Philip Jakpor reclined in his chair, his fingers drumming lightly on the wooden table inside his Lagos office.
”Lagos has an economy that is in billions of dollars annually, so Lagos has no basis to say there is no money to fund the water sector,” said Mr Jakpor, 42, an activist who works with the Environmental Rights Action/Friends of the Earth Nigeria.
Since 2014, the cloud of privatisation has been hanging over the Lagos State water sector, a move the government said would increase water supply to Lagos’ more than 21 million residents.
Although the state government rakes in an average of N300 billion (about $9.8 million) annually in revenue – the highest in the country and nearly 40 per cent of the entire revenue by the 36 states – it has continually maintained that it cannot shoulder the water burden of the state alone.
In early 2015, the government unveiled a $3.5 billion master plan to increase potable water from 210 million gallons per day (mgd) at the time to 745 mgd by 2020. The plan hinged on the introduction of a public-private partnership to inject fresh, private capital into the efficient management of government-owned assets in the water sector.
The plan came amidst protests by civil society activists and labour unionists who worry that water privatisation would price the ”free gift of nature” beyond the city’s ordinary people.
”When we say it is a free gift of nature, we are not saying that people cannot pay, people should be able to pay what is so reasonable that even the poorest of the poor can afford it,” said Mr Jakpor.
Birthing a campaign
In 2014, and with the state government hell-bent on pushing through their privatization plans, ERA/FoEN launched the ‘Our water, Our Right’ campaign, a grassroots-heavy initiative that amplifies the voice of community people.
To strengthen the impact of their advocacy, ERA/FoEN solicited the support of other civil society groups, labour unions, community people, as well as international nongovernmental organisations.
The alliance with international groups was as strategic as it was an avenue to apply international pressure on Lagos government officials.
According to Mr Jakpor, the international pressure ‘’paid off bountifully.’’
First, 23 members of the U.S. Congressional Black Caucus issued a letter of solidarity to the ‘Our Water, Our Right’ campaign, linking the struggle against water privatization in Lagos to that of people in the U.S. cities of Flint and Detroit, Michigan, and Pittsburgh, Pennsylvania.
The support of the U.S. officials was quickly followed by a letter from the United Nations Rapporteur on the Human Rights to Water and Sanitation criticising the government for failing to provide adequate access to drinking water.
Locally, groups like the Joint Action Front, Nigerian Labour Congress, and the Amalgamated Union of Public Corporation Civil Service and Recreational Services Employees (AUPCTRE) joined ERA/FoEN in regular public protests across the city denouncing the water privatization moves.
‘’This whole battle is about economic dynamics,’’ said Achike Chude, vice chairman of Joint Action Front.
“It is about the attitude of some people to profit to the detriment of the rest of the people in the environment.

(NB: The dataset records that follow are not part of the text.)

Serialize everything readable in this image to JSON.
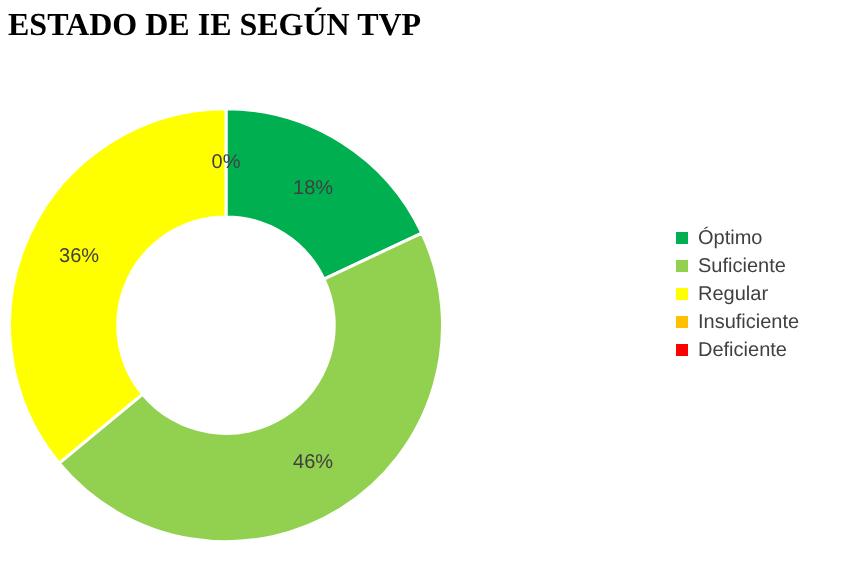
{
  "chart_data": {
    "type": "donut",
    "title": "ESTADO DE IE SEGÚN TVP",
    "categories": [
      "Óptimo",
      "Suficiente",
      "Regular",
      "Insuficiente",
      "Deficiente"
    ],
    "values": [
      18,
      46,
      36,
      0,
      0
    ],
    "colors": [
      "#00b050",
      "#92d050",
      "#ffff00",
      "#ffc000",
      "#ff0000"
    ],
    "value_labels": [
      "18%",
      "46%",
      "36%",
      "0%",
      null
    ],
    "legend": "right"
  }
}
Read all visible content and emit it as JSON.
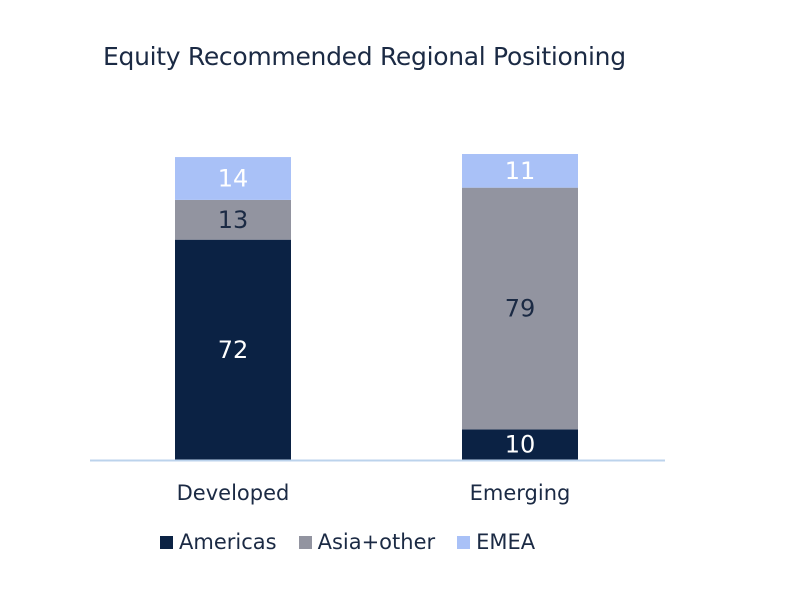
{
  "chart_data": {
    "type": "bar",
    "stacked": true,
    "title": "Equity Recommended Regional Positioning",
    "categories": [
      "Developed",
      "Emerging"
    ],
    "series": [
      {
        "name": "Americas",
        "values": [
          72,
          10
        ],
        "color": "#0b2244",
        "label_color": "#ffffff"
      },
      {
        "name": "Asia+other",
        "values": [
          13,
          79
        ],
        "color": "#9294a0",
        "label_color": "#1b2a44"
      },
      {
        "name": "EMEA",
        "values": [
          14,
          11
        ],
        "color": "#a9c1f7",
        "label_color": "#ffffff"
      }
    ],
    "ylim": [
      0,
      100
    ],
    "grid": false,
    "legend_position": "bottom",
    "axis_color": "#bcd3ec"
  }
}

That is what this whole thing is about.”
Privatisation or PPP
Lagos has two major waterworks at Iju and Adiyan, providing a combined supply of 115mgd for the over 20 million residents, according to information on LWC’s website.

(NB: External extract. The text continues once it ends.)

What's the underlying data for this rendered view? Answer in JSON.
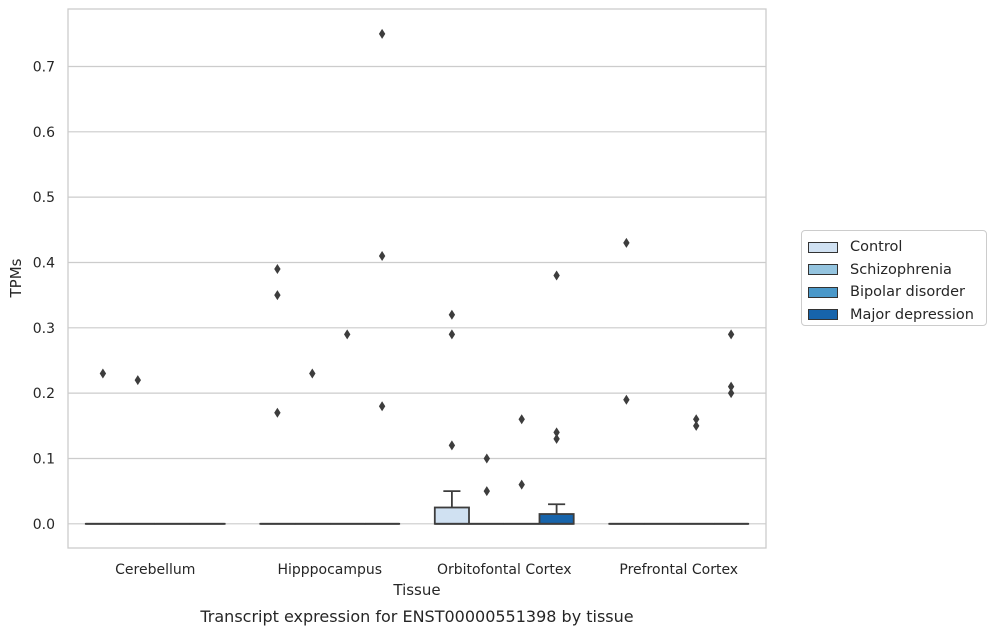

Expansion of other waterworks – micro and mini waterworks – spread across the state has been ongoing for years, but provision of tap water is still limited to a minute fraction of the population.
The corporation says its current installed capacity is 210 million gallons per day, whereas the actual water demand in Lagos is 540 million gallons per day.
By the year 2020, according to Shayo Holloway, the former managing director of the corporation, water demand is expected to be 733 million gallons per day, while the water production will be 745 million gallons per day.
“The need to bridge the gap has necessitated the involvement of the private sector by way of injecting more capital to improve efficiency of existing state-owned assets,” Mr Holloway said in 2015.